Der Manager lebt ständig in dem Konflikt, sich einerseits an den Werten des „Ehrbaren Kaufmanns“ zu orientieren und sie vorleben zu wollen und andererseits die kurzfristigen Erwartungen seiner renditeorientierten Stakeholder zu erfüllen. 

2. Institutionalisierte Umsetzung versus persönliche Vorbildfunktion 

Die Manifestierung von Elementen der Tugenden in Leitbildern und Verhaltenskodizes ersetzt nicht die Vorbildfunktion des Top-Managements und der direkten Vorgesetzten. Die Erwartung an das Management, in seiner Vorbildfunktion wertorientiertes Verhalten zu zeigen, ist weder definiert noch artikuliert. Eine Vorbildfunktion wird stillschweigend vorausgesetzt, obwohl die Beurteilung von ehrbarem Verhalten nicht ausreichend in den strukturierten Unternehmensprozess integriert ist. 
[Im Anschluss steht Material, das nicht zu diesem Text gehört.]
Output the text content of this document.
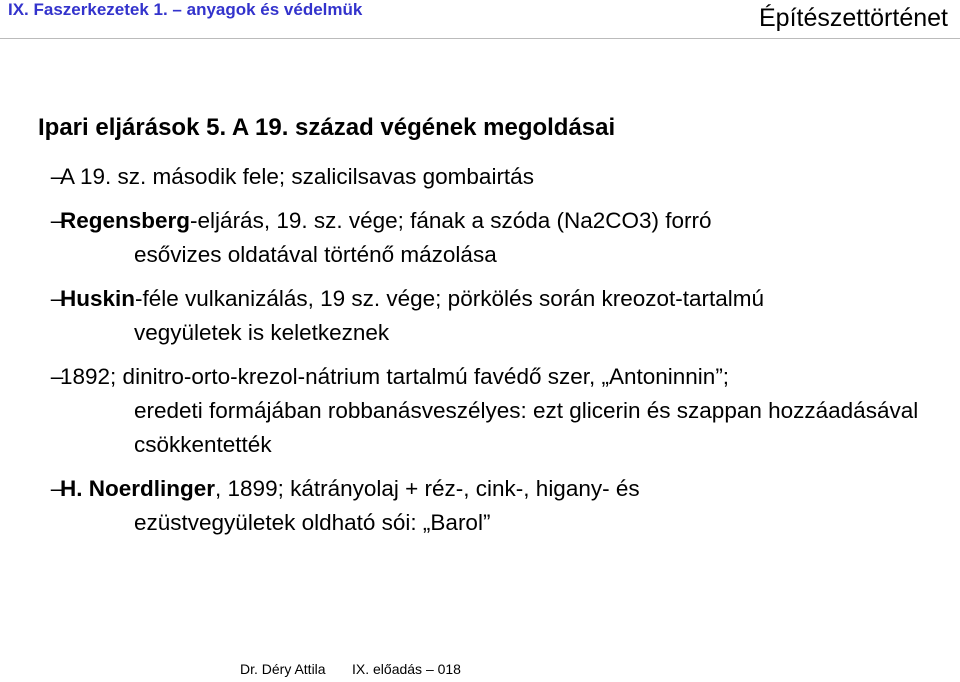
IX. Faszerkezetek 1. – anyagok és védelmük	Építészettörténet
Ipari eljárások 5. A 19. század végének megoldásai
–
A 19. sz. második fele; szalicilsavas gombairtás
–
Regensberg-eljárás, 19. sz. vége; fának a szóda (Na2CO3) forró
esővizes oldatával történő mázolása
–
Huskin-féle vulkanizálás, 19 sz. vége; pörkölés során kreozot-tartalmú
vegyületek is keletkeznek
–
1892; dinitro-orto-krezol-nátrium tartalmú favédő szer, „Antoninnin”;
eredeti formájában robbanásveszélyes: ezt glicerin és szappan hozzáadásával csökkentették
–
H. Noerdlinger, 1899; kátrányolaj + réz-, cink-, higany- és
ezüstvegyületek oldható sói: „Barol”
Dr. Déry Attila IX. előadás – 018
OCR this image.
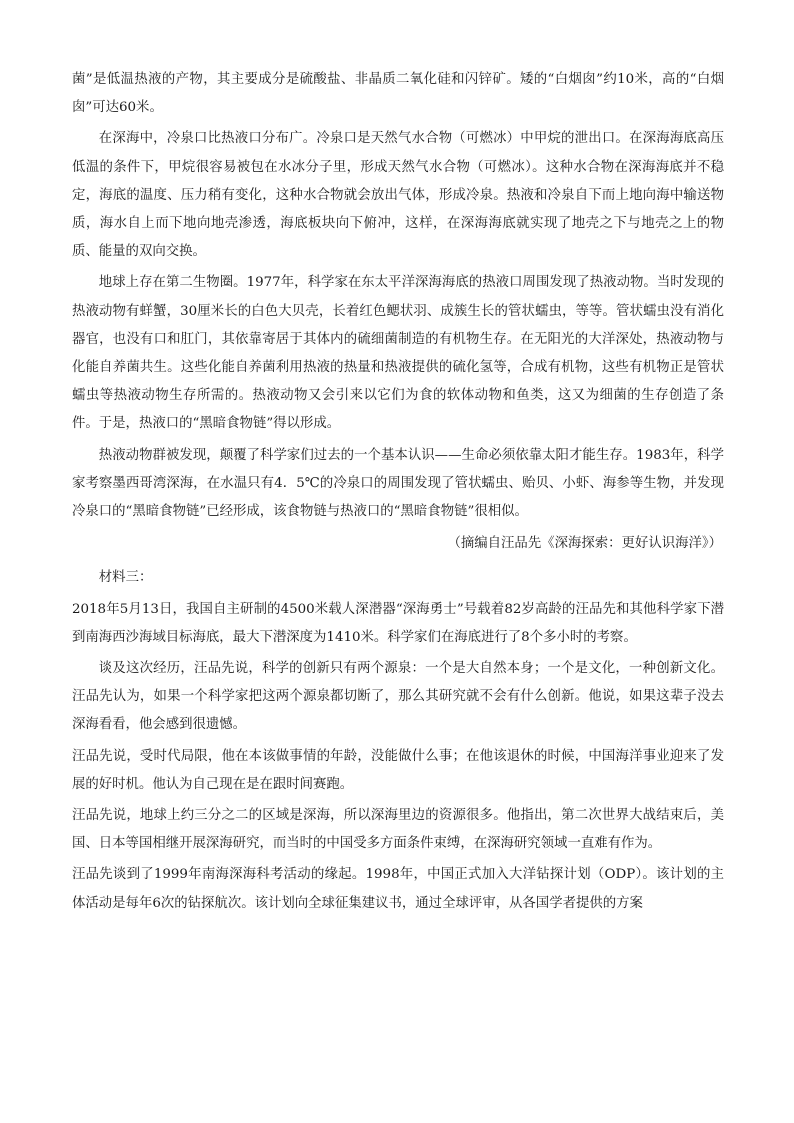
菌”是低温热液的产物，其主要成分是硫酸盐、非晶质二氧化硅和闪锌矿。矮的“白烟囱”约10米，高的“白烟囱”可达60米。

在深海中，冷泉口比热液口分布广。冷泉口是天然气水合物（可燃冰）中甲烷的泄出口。在深海海底高压低温的条件下，甲烷很容易被包在水冰分子里，形成天然气水合物（可燃冰）。这种水合物在深海海底并不稳定，海底的温度、压力稍有变化，这种水合物就会放出气体，形成冷泉。热液和冷泉自下而上地向海中输送物质，海水自上而下地向地壳渗透，海底板块向下俯冲，这样，在深海海底就实现了地壳之下与地壳之上的物质、能量的双向交换。

地球上存在第二生物圈。1977年，科学家在东太平洋深海海底的热液口周围发现了热液动物。当时发现的热液动物有蛘蟹，30厘米长的白色大贝壳，长着红色鳃状羽、成簇生长的管状蠕虫，等等。管状蠕虫没有消化器官，也没有口和肛门，其依靠寄居于其体内的硫细菌制造的有机物生存。在无阳光的大洋深处，热液动物与化能自养菌共生。这些化能自养菌利用热液的热量和热液提供的硫化氢等，合成有机物，这些有机物正是管状蠕虫等热液动物生存所需的。热液动物又会引来以它们为食的软体动物和鱼类，这又为细菌的生存创造了条件。于是，热液口的“黑暗食物链”得以形成。

热液动物群被发现，颠覆了科学家们过去的一个基本认识——生命必须依靠太阳才能生存。1983年，科学家考察墨西哥湾深海，在水温只有4．5℃的冷泉口的周围发现了管状蠕虫、贻贝、小虾、海参等生物，并发现冷泉口的“黑暗食物链”已经形成，该食物链与热液口的“黑暗食物链”很相似。

（摘编自汪品先《深海探索：更好认识海洋》）

材料三：

2018年5月13日，我国自主研制的4500米载人深潜器“深海勇士”号载着82岁高龄的汪品先和其他科学家下潜到南海西沙海域目标海底，最大下潜深度为1410米。科学家们在海底进行了8个多小时的考察。

谈及这次经历，汪品先说，科学的创新只有两个源泉：一个是大自然本身；一个是文化，一种创新文化。汪品先认为，如果一个科学家把这两个源泉都切断了，那么其研究就不会有什么创新。他说，如果这辈子没去深海看看，他会感到很遗憾。

汪品先说，受时代局限，他在本该做事情的年龄，没能做什么事；在他该退休的时候，中国海洋事业迎来了发展的好时机。他认为自己现在是在跟时间赛跑。

汪品先说，地球上约三分之二的区域是深海，所以深海里边的资源很多。他指出，第二次世界大战结束后，美国、日本等国相继开展深海研究，而当时的中国受多方面条件束缚，在深海研究领域一直难有作为。

汪品先谈到了1999年南海深海科考活动的缘起。1998年，中国正式加入大洋钻探计划（ODP）。该计划的主体活动是每年6次的钻探航次。该计划向全球征集建议书，通过全球评审，从各国学者提供的方案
3. Einfluss des Umfelds versus Eigenverantwortung 

Das Elternhaus wird als ausschlaggebender Einfluss bei der Prägung von ehrbaren Tugenden gesehen. Schule und Universitäten können nur noch unterstützend dienen. Wenngleich das gesellschaftliche Umfeld einen großen Einfluss hat, können Manager die Eigenverantwortung nicht ablegen. 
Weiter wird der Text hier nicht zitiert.